Narcoleptic Knights

Thursday, April 23, 2009

Wrung out, but Writing

I don't have much energy because it is late, but I have felt the need to write for days. I am stunned how often life's whirlwind can suddenly shift, leaving me writhing in the dust. Even though last week was significantly more taxing, this week has seemed completely out of my control. A week ago, our teaching team was missing one member the entire week, while our students bombarded us with questions about their research papers. My household was also missing our superstar - my amazing wife. Yet, it is this week that feels more insurmountable. I doubt I will ever truly understand that aspect of myself or narcolepsy. This condition seems to have an unending supply of twists and turns.

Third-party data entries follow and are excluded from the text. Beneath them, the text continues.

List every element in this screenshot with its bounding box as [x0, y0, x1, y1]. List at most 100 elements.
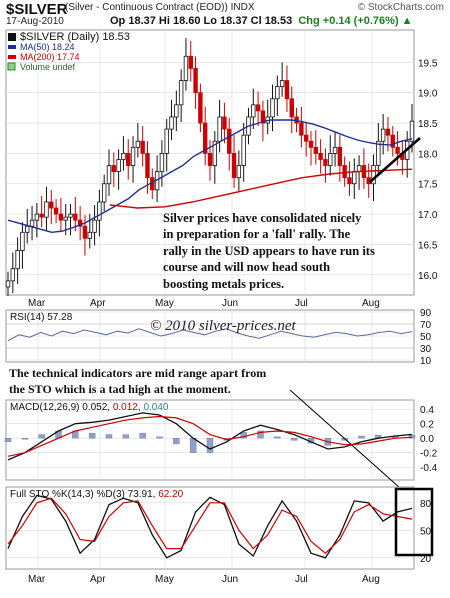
- candle-body: [289, 98, 294, 118]
- macd-label-group: MACD(12,26,9) 0.052, 0.012, 0.040: [10, 402, 169, 413]
- price-month-label: Aug: [362, 298, 380, 309]
- legend-swatch-volume: [7, 62, 16, 71]
- candle-body: [135, 140, 141, 148]
- pointer-line: [289, 389, 401, 489]
- candle-body: [371, 165, 376, 185]
- candle-body: [130, 146, 136, 166]
- candle-body: [323, 159, 328, 166]
- main-note-line-3: rally in the USD appears to have run its: [163, 244, 375, 258]
- candle-body: [97, 201, 102, 221]
- price-x-axis: Mar Apr May Jun Jul Aug: [28, 298, 380, 309]
- sto-month-label: Jul: [295, 574, 308, 585]
- candle-body: [25, 225, 30, 233]
- symbol-name: (Silver - Continuous Contract (EOD)) IND…: [65, 2, 255, 13]
- candle-body: [202, 122, 208, 154]
- candle-body: [178, 80, 184, 106]
- macd-hist-bar: [358, 435, 365, 439]
- candle-body: [270, 98, 275, 118]
- price-panel: [5, 29, 415, 296]
- candle-body: [385, 128, 391, 136]
- candle-body: [63, 216, 68, 221]
- candle-body: [145, 152, 150, 179]
- rsi-tick-label: 10: [420, 356, 432, 367]
- candle-body: [126, 152, 131, 166]
- copyright-text: © 2010 silver-prices.net: [150, 318, 296, 334]
- sto-grid: 20 50 80: [6, 487, 432, 569]
- sto-value-2: 62.20: [158, 489, 183, 500]
- sto-k-line: [7, 494, 413, 559]
- macd-hist-bar: [21, 437, 29, 440]
- price-tick-label: 17.5: [418, 180, 438, 191]
- macd-hist-bar: [257, 430, 264, 439]
- candle-body: [106, 165, 112, 185]
- candle-body: [49, 201, 54, 209]
- price-month-label: May: [155, 298, 174, 309]
- rsi-tick-label: 70: [420, 320, 432, 331]
- macd-hist-bar: [240, 432, 247, 439]
- sto-month-label: May: [155, 574, 174, 585]
- price-tick-label: 17.0: [418, 210, 438, 221]
- legend-series: $SILVER (Daily) 18.53: [20, 31, 130, 43]
- legend-swatch-ma200: [8, 55, 16, 59]
- macd-tick-label: 0.4: [420, 405, 434, 416]
- sto-tick-label: 80: [420, 499, 432, 510]
- candle-body: [111, 165, 117, 173]
- price-month-label: Jul: [295, 298, 308, 309]
- macd-hist-bar: [290, 437, 298, 441]
- candle-body: [34, 213, 40, 221]
- candle-body: [409, 120, 415, 142]
- candle-body: [279, 80, 285, 88]
- tech-note: The technical indicators are mid range a…: [9, 366, 266, 396]
- candle-body: [116, 159, 121, 173]
- price-tick-label: 19.0: [418, 89, 438, 100]
- rsi-label: RSI(14) 57.28: [10, 312, 73, 323]
- macd-hist-bar: [408, 435, 416, 439]
- candle-body: [159, 152, 165, 173]
- macd-tick-label: -0.4: [420, 463, 438, 474]
- macd-hist-bar: [274, 436, 281, 439]
- main-note: Silver prices have consolidated nicely i…: [163, 211, 375, 291]
- candle-body: [10, 268, 16, 282]
- price-grid: [6, 30, 414, 295]
- macd-signal-line: [7, 415, 413, 457]
- candle-body: [68, 213, 73, 218]
- macd-hist-bar: [105, 434, 113, 439]
- candle-body: [92, 219, 97, 233]
- main-note-line-4: course and will now head south: [163, 260, 330, 274]
- quote-line: Op 18.37 Hi 18.60 Lo 18.37 Cl 18.53 Chg …: [110, 15, 413, 27]
- candle-body: [308, 140, 314, 148]
- main-note-line-1: Silver prices have consolidated nicely: [163, 211, 362, 225]
- candle-body: [174, 104, 179, 118]
- sto-month-label: Apr: [90, 574, 106, 585]
- candle-body: [29, 219, 35, 227]
- macd-hist-bar: [139, 432, 146, 439]
- candle-body: [337, 146, 343, 166]
- candle-body: [212, 140, 218, 166]
- macd-value-1: 0.052: [82, 402, 107, 413]
- rsi-tick-label: 90: [420, 308, 432, 319]
- candle-body: [342, 165, 347, 179]
- rsi-tick-label: 30: [420, 344, 432, 355]
- quote-values: Op 18.37 Hi 18.60 Lo 18.37 Cl 18.53: [110, 15, 293, 27]
- sto-month-label: Jun: [222, 574, 238, 585]
- macd-value-3: 0.040: [143, 402, 168, 413]
- price-month-label: Jun: [222, 298, 238, 309]
- macd-hist-bar: [4, 437, 12, 443]
- candle-body: [395, 146, 400, 154]
- macd-tick-label: 0.2: [420, 420, 434, 431]
- candle-body: [318, 152, 323, 160]
- candle-body: [44, 201, 49, 218]
- price-tick-label: 18.5: [418, 119, 438, 130]
- candle-body: [376, 140, 381, 166]
- candle-body: [222, 116, 227, 130]
- macd-tick-label: 0.0: [420, 434, 434, 445]
- candle-body: [193, 68, 198, 94]
- candle-body: [284, 80, 290, 100]
- candle-body: [169, 116, 174, 130]
- main-note-line-5: boosting metals prices.: [163, 277, 284, 291]
- candle-body: [231, 152, 237, 179]
- macd-line: [7, 412, 413, 461]
- candle-body: [140, 140, 145, 154]
- tech-note-line-2: the STO which is a tad high at the momen…: [9, 382, 231, 396]
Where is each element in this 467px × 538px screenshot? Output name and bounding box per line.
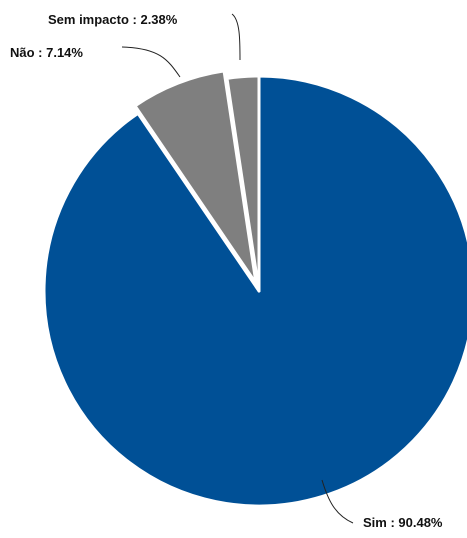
slice-sim — [42, 74, 467, 508]
pie-slices — [42, 69, 467, 508]
label-sem-impacto: Sem impacto : 2.38% — [48, 12, 178, 27]
leader-line-sem-impacto — [231, 13, 241, 61]
slice-sem-impacto — [225, 74, 261, 293]
leader-lines — [121, 13, 354, 524]
leader-line-n-o — [121, 46, 181, 78]
label-sim: Sim : 90.48% — [363, 515, 443, 530]
label-nao: Não : 7.14% — [10, 45, 83, 60]
slice-labels: Sim : 90.48% Não : 7.14% Sem impacto : 2… — [10, 12, 443, 530]
slice-n-o — [133, 69, 258, 286]
leader-line-sim — [321, 479, 354, 524]
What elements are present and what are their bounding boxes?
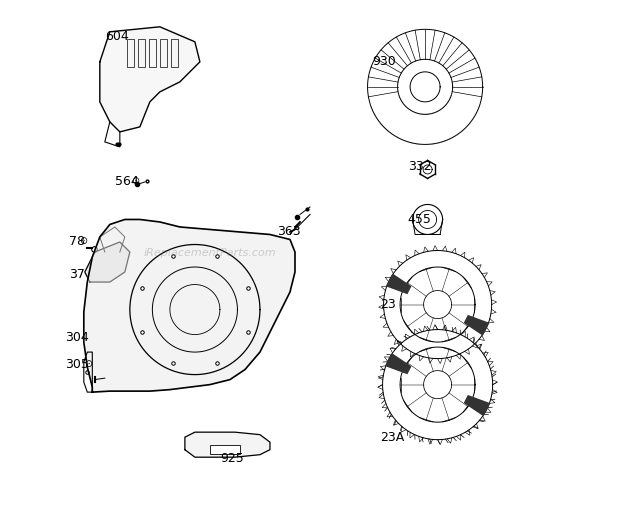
Text: 930: 930 xyxy=(373,55,396,68)
Polygon shape xyxy=(85,242,130,282)
Polygon shape xyxy=(464,316,489,335)
Bar xyxy=(127,40,134,68)
Text: 23A: 23A xyxy=(380,430,404,443)
Polygon shape xyxy=(387,275,410,294)
Polygon shape xyxy=(100,28,200,133)
Bar xyxy=(171,40,178,68)
Bar xyxy=(161,40,167,68)
Text: 604: 604 xyxy=(105,30,128,43)
Polygon shape xyxy=(464,396,489,416)
Text: ⊙: ⊙ xyxy=(84,359,92,368)
Text: 37: 37 xyxy=(69,268,85,280)
Polygon shape xyxy=(84,220,295,392)
Bar xyxy=(149,40,156,68)
Polygon shape xyxy=(185,432,270,457)
Polygon shape xyxy=(386,354,410,374)
Text: 564: 564 xyxy=(115,175,139,188)
Polygon shape xyxy=(370,96,480,145)
Text: 304: 304 xyxy=(64,330,89,343)
Text: 78: 78 xyxy=(69,235,85,248)
Text: iReplacementParts.com: iReplacementParts.com xyxy=(144,247,277,258)
Text: 925: 925 xyxy=(220,451,244,464)
Bar xyxy=(210,445,240,454)
Bar xyxy=(138,40,145,68)
Text: 455: 455 xyxy=(407,213,432,226)
Text: 305: 305 xyxy=(64,358,89,370)
Text: 23: 23 xyxy=(380,297,396,311)
Text: 363: 363 xyxy=(278,225,301,238)
Text: ⊙: ⊙ xyxy=(131,176,139,185)
Text: 332: 332 xyxy=(407,160,432,173)
Text: ⊙: ⊙ xyxy=(79,235,87,245)
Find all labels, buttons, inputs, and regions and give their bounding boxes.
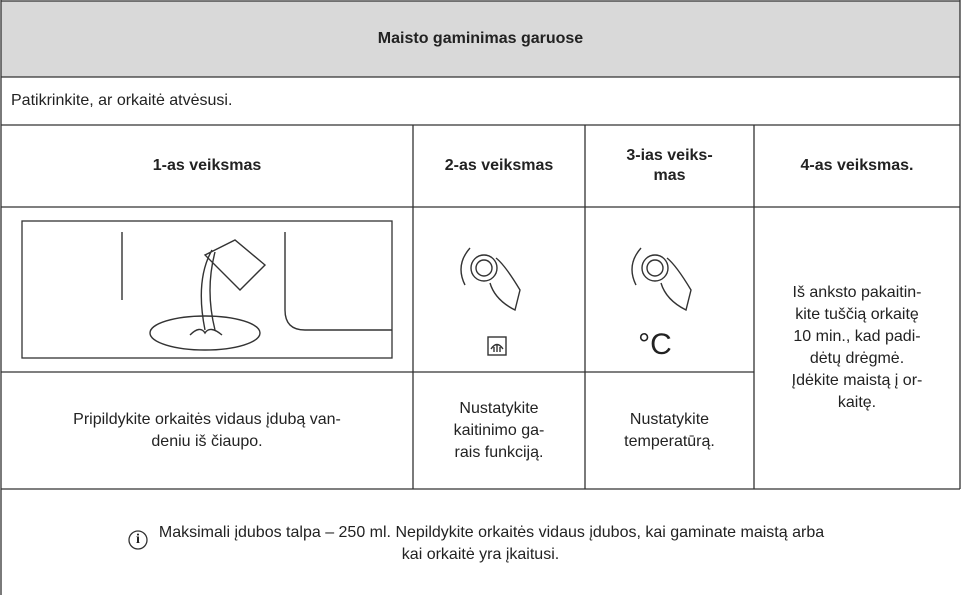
note-text: Maksimali įdubos talpa – 250 ml. Nepildy… bbox=[158, 524, 825, 563]
step-text: Iš anksto pakaitin- kite tuščią orkaitę … bbox=[791, 284, 923, 411]
step-text: Pripildykite orkaitės vidaus įdubą van- … bbox=[73, 410, 341, 450]
column-header: 4-as veiksmas. bbox=[800, 157, 914, 174]
knob-hand-icon bbox=[460, 247, 521, 356]
info-icon: i bbox=[136, 532, 140, 547]
step-text: Nustatykite temperatūrą. bbox=[624, 410, 715, 450]
fill-water-illustration bbox=[21, 220, 393, 359]
header-background bbox=[1, 1, 960, 77]
intro-text: Patikrinkite, ar orkaitė atvėsusi. bbox=[11, 92, 233, 109]
table-title: Maisto gaminimas garuose bbox=[377, 30, 584, 47]
column-header: 1-as veiksmas bbox=[152, 157, 262, 174]
step-text: Nustatykite kaitinimo ga- rais funkciją. bbox=[453, 399, 545, 461]
temperature-symbol: °C bbox=[638, 328, 672, 361]
column-header: 3-ias veiks- mas bbox=[626, 147, 713, 184]
column-header: 2-as veiksmas bbox=[444, 157, 554, 174]
info-icon-circle bbox=[128, 530, 148, 550]
knob-hand-icon bbox=[631, 247, 692, 312]
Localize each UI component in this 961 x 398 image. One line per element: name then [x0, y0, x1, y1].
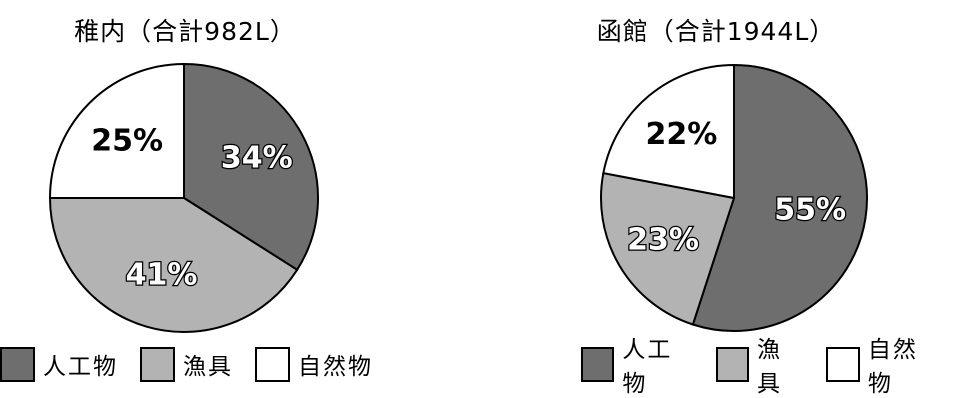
legend-swatch: [581, 346, 615, 382]
legend-swatch: [0, 346, 35, 382]
data-label-natural: 25%: [91, 124, 163, 159]
legend-item-artificial: 人工物: [0, 346, 118, 382]
legend-item-fishing-gear: 漁具: [715, 330, 805, 398]
legend: 人工物 漁具 自然物: [581, 337, 961, 397]
data-label-artificial: 34%: [221, 140, 293, 175]
legend-label: 漁具: [183, 354, 233, 380]
legend-swatch: [715, 346, 749, 382]
chart-title: 稚内（合計982L）: [74, 17, 296, 46]
legend-swatch: [255, 346, 290, 382]
legend-label: 人工物: [622, 337, 673, 397]
data-label-fishing-gear: 41%: [126, 258, 198, 293]
chart-wakkanai: 稚内（合計982L） 34% 41% 25% 人工物 漁具 自然物: [0, 0, 430, 386]
data-label-fishing-gear: 23%: [627, 222, 699, 257]
chart-hakodate: 函館（合計1944L） 55% 23% 22% 人工物 漁具 自然物: [531, 0, 961, 397]
legend-label: 漁具: [757, 337, 782, 397]
legend-item-natural: 自然物: [826, 330, 939, 398]
legend-label: 自然物: [867, 337, 918, 397]
data-label-natural: 22%: [646, 117, 718, 152]
legend-label: 自然物: [298, 354, 373, 380]
pie-chart: 34% 41% 25%: [48, 62, 319, 333]
pie-slice-fishing-gear: [48, 197, 299, 333]
legend-swatch: [140, 346, 175, 382]
legend-label: 人工物: [43, 354, 118, 380]
legend-item-natural: 自然物: [255, 346, 373, 382]
legend-swatch: [826, 346, 860, 382]
pie-slice-fishing-gear: [600, 171, 736, 326]
pie-slice-natural: [48, 62, 185, 199]
chart-title: 函館（合計1944L）: [596, 17, 836, 46]
legend-item-fishing-gear: 漁具: [140, 346, 233, 382]
pie-slice-natural: [602, 63, 735, 200]
legend: 人工物 漁具 自然物: [0, 344, 395, 384]
pie-chart: 55% 23% 22%: [600, 63, 868, 332]
pie-slice-artificial: [691, 63, 868, 332]
data-label-artificial: 55%: [774, 193, 846, 228]
legend-item-artificial: 人工物: [581, 330, 694, 398]
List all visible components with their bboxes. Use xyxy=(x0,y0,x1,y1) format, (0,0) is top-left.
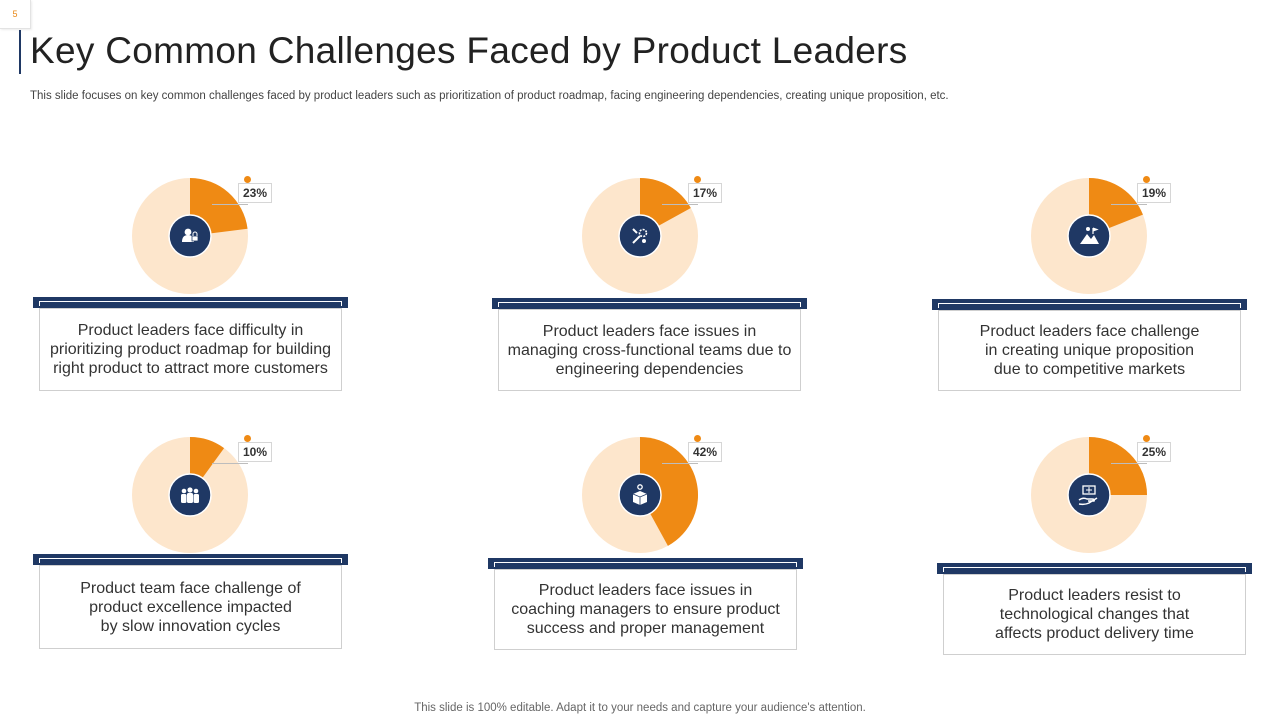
tools-gear-icon xyxy=(632,228,648,244)
mountain-climber-icon xyxy=(1080,227,1099,244)
challenge-card: Product leaders resist to technological c… xyxy=(943,574,1246,655)
challenge-text-line: Product leaders face difficulty in xyxy=(77,322,304,339)
card-header-bar-inset xyxy=(494,562,797,567)
challenge-text-line: Product team face challenge of xyxy=(80,579,301,597)
callout-dot xyxy=(1143,435,1150,442)
icon-badge xyxy=(1067,473,1111,517)
challenge-text-line: affects product delivery time xyxy=(995,625,1194,642)
percent-label: 23% xyxy=(238,183,273,203)
callout-leader-line xyxy=(1111,204,1147,205)
callout-leader-line xyxy=(212,463,248,464)
challenge-card: Product leaders face difficulty in priori… xyxy=(39,308,342,391)
challenge-text-line: Product leaders resist to xyxy=(1008,587,1181,604)
pie-chart-3 xyxy=(1031,178,1147,294)
slide-number: 5 xyxy=(0,0,31,29)
card-header-bar xyxy=(937,563,1252,574)
title-accent-bar xyxy=(19,30,21,74)
percent-label: 42% xyxy=(688,442,723,462)
callout-dot xyxy=(694,435,701,442)
card-header-bar xyxy=(488,558,803,569)
pie-chart-6 xyxy=(1031,437,1147,553)
callout-leader-line xyxy=(1111,463,1147,464)
challenge-text: Product leaders face difficulty in priori… xyxy=(50,321,331,378)
callout-leader-line xyxy=(662,463,698,464)
challenge-text-line: right product to attract more customers xyxy=(53,360,328,377)
footer-note: This slide is 100% editable. Adapt it to… xyxy=(414,702,866,714)
callout-dot xyxy=(1143,176,1150,183)
page-subtitle: This slide focuses on key common challen… xyxy=(30,90,949,102)
hand-tech-icon xyxy=(1078,485,1098,506)
user-lock-icon xyxy=(182,228,199,242)
callout-leader-line xyxy=(662,204,698,205)
challenge-text-line: by slow innovation cycles xyxy=(100,617,281,635)
challenge-card: Product leaders face issues in managing c… xyxy=(498,309,801,391)
callout-dot xyxy=(694,176,701,183)
card-header-bar-inset xyxy=(39,558,342,563)
card-header-bar xyxy=(33,554,348,565)
challenge-text: Product team face challenge of product ex… xyxy=(80,579,301,636)
pie-chart-4 xyxy=(132,437,248,553)
callout-dot xyxy=(244,435,251,442)
challenge-card: Product leaders face issues in coaching m… xyxy=(494,569,797,650)
challenge-text: Product leaders resist to technological c… xyxy=(995,586,1194,643)
card-header-bar-inset xyxy=(39,301,342,306)
challenge-text-line: coaching managers to ensure product xyxy=(511,601,780,618)
team-group-icon xyxy=(181,487,199,503)
percent-label: 10% xyxy=(238,442,273,462)
challenge-text: Product leaders face challenge in creatin… xyxy=(980,322,1200,379)
challenge-card: Product leaders face challenge in creatin… xyxy=(938,310,1241,391)
card-header-bar xyxy=(932,299,1247,310)
challenge-text-line: success and proper management xyxy=(526,620,765,637)
card-header-bar-inset xyxy=(938,303,1241,308)
percent-label: 19% xyxy=(1137,183,1172,203)
challenge-text-line: engineering dependencies xyxy=(555,360,744,378)
callout-leader-line xyxy=(212,204,248,205)
challenge-text-line: prioritizing product roadmap for buildin… xyxy=(49,341,332,358)
challenge-text-line: technological changes that xyxy=(999,606,1190,623)
challenge-text-line: in creating unique proposition xyxy=(984,342,1194,359)
pie-chart-2 xyxy=(582,178,698,294)
challenge-text-line: product excellence impacted xyxy=(89,598,292,616)
pie-value-slice xyxy=(640,437,699,546)
challenge-text-line: Product leaders face issues in xyxy=(542,322,757,340)
callout-dot xyxy=(244,176,251,183)
challenge-text-line: Product leaders face issues in xyxy=(538,582,753,599)
challenge-card: Product team face challenge of product ex… xyxy=(39,565,342,649)
card-header-bar xyxy=(492,298,807,309)
challenge-text-line: Product leaders face challenge xyxy=(979,323,1200,340)
card-header-bar-inset xyxy=(498,302,801,307)
icon-badge xyxy=(1067,214,1111,258)
card-header-bar-inset xyxy=(943,567,1246,572)
challenge-text: Product leaders face issues in managing c… xyxy=(508,322,792,379)
percent-label: 17% xyxy=(688,183,723,203)
percent-label: 25% xyxy=(1137,442,1172,462)
pie-chart-1 xyxy=(132,178,248,294)
product-box-gear-icon xyxy=(632,484,648,505)
challenge-text-line: managing cross-functional teams due to xyxy=(507,341,792,359)
pie-chart-5 xyxy=(582,437,699,553)
page-title: Key Common Challenges Faced by Product L… xyxy=(30,30,908,71)
challenge-text: Product leaders face issues in coaching m… xyxy=(511,581,780,638)
challenge-text-line: due to competitive markets xyxy=(993,361,1186,378)
card-header-bar xyxy=(33,297,348,308)
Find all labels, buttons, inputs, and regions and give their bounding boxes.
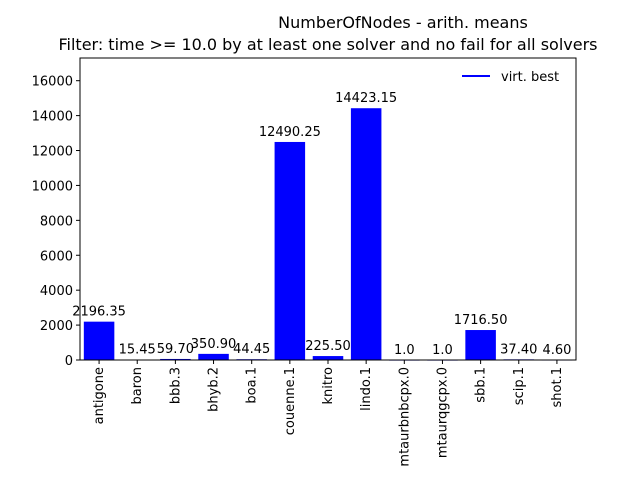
x-tick-label-antigone: antigone: [92, 367, 107, 424]
x-tick-label-bhyb.2: bhyb.2: [207, 367, 222, 412]
data-label-shot.1: 4.60: [542, 343, 571, 358]
data-label-baron: 15.45: [119, 343, 156, 358]
y-tick-label: 10000: [32, 179, 73, 194]
x-tick-label-mtaurqgcpx.0: mtaurqgcpx.0: [435, 367, 450, 458]
data-label-knitro: 225.50: [305, 339, 351, 354]
y-tick-label: 8000: [40, 214, 73, 229]
data-label-couenne.1: 12490.25: [259, 125, 321, 140]
data-label-bbb.3: 59.70: [157, 342, 194, 357]
x-tick-label-sbb.1: sbb.1: [474, 367, 489, 403]
bar-bbb.3: [160, 358, 191, 360]
chart-title-line1: NumberOfNodes - arith. means: [278, 13, 528, 32]
bar-antigone: [83, 321, 115, 360]
data-label-bhyb.2: 350.90: [191, 337, 237, 352]
x-tick-label-bbb.3: bbb.3: [168, 367, 183, 404]
y-tick-label: 4000: [40, 284, 73, 299]
x-tick-label-scip.1: scip.1: [512, 367, 527, 405]
chart-title-line2: Filter: time >= 10.0 by at least one sol…: [58, 35, 597, 54]
data-label-antigone: 2196.35: [72, 305, 126, 320]
bar-sbb.1: [465, 330, 496, 360]
legend: virt. best: [462, 70, 559, 85]
data-label-sbb.1: 1716.50: [454, 313, 508, 328]
y-tick-label: 12000: [32, 145, 73, 160]
legend-label: virt. best: [501, 70, 559, 85]
data-label-mtaurbnbcpx.0: 1.0: [394, 343, 415, 358]
data-label-mtaurqgcpx.0: 1.0: [432, 343, 453, 358]
x-tick-label-boa.1: boa.1: [245, 367, 260, 404]
bar-knitro: [312, 356, 344, 360]
bar-bhyb.2: [198, 353, 229, 360]
data-label-lindo.1: 14423.15: [335, 91, 397, 106]
bar-couenne.1: [274, 141, 306, 360]
x-tick-label-lindo.1: lindo.1: [359, 367, 374, 411]
y-tick-label: 0: [65, 354, 73, 369]
plot-frame: [79, 57, 577, 361]
data-label-boa.1: 44.45: [233, 342, 270, 357]
data-label-scip.1: 37.40: [500, 342, 537, 357]
y-axis-ticks: 0 2000 4000 6000 8000 10000 12000 14000 16000: [32, 75, 80, 369]
x-tick-label-baron: baron: [130, 367, 145, 404]
y-tick-label: 14000: [32, 110, 73, 125]
x-axis-ticks: antigone baron bbb.3 bhyb.2 boa.1 couenne.1 kn…: [92, 360, 565, 467]
x-tick-label-mtaurbnbcpx.0: mtaurbnbcpx.0: [397, 367, 412, 467]
x-tick-label-couenne.1: couenne.1: [283, 367, 298, 435]
bar-lindo.1: [350, 108, 382, 360]
x-tick-label-knitro: knitro: [321, 367, 336, 405]
y-tick-label: 16000: [32, 75, 73, 90]
bars: [83, 108, 573, 361]
y-tick-label: 6000: [40, 249, 73, 264]
x-tick-label-shot.1: shot.1: [550, 367, 565, 407]
y-tick-label: 2000: [40, 319, 73, 334]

Regardless, I have survived another week. I have a mountain of work this weekend - correcting and cleaning being the primary tasks at hand. Still, I am proud of myself for pushing through the challenges that continually crop up along the journey. I have had two intense department meetings this week. Two provided fantastic dialogue, but the underlying issues are enormous and get at the spiritual core of teaching. I also believe that another setback has been dealt in the realm of technology. After two years, numerous discussions, a day long listening session, and a full faculty and staff survey, our Technology Committee seemed ready to make a recommendation about modifying the usage rules for iPods/MP3 players and cell phones during the school day. But, during the chair's summary of the meeting (with only 10 minutes remaining) a slew of "issues" were raised - things we have discussed ad nauseum over the past two years - that delayed the process yet again. The ultimate irony is that our committee only makes a recommendation. The administrative team will give whatever we do final approval. Hearing about this situation today once again makes me questions whether this school is the right place for me or for my daughter. I hate that, but it also means that I am taking nothing for granted.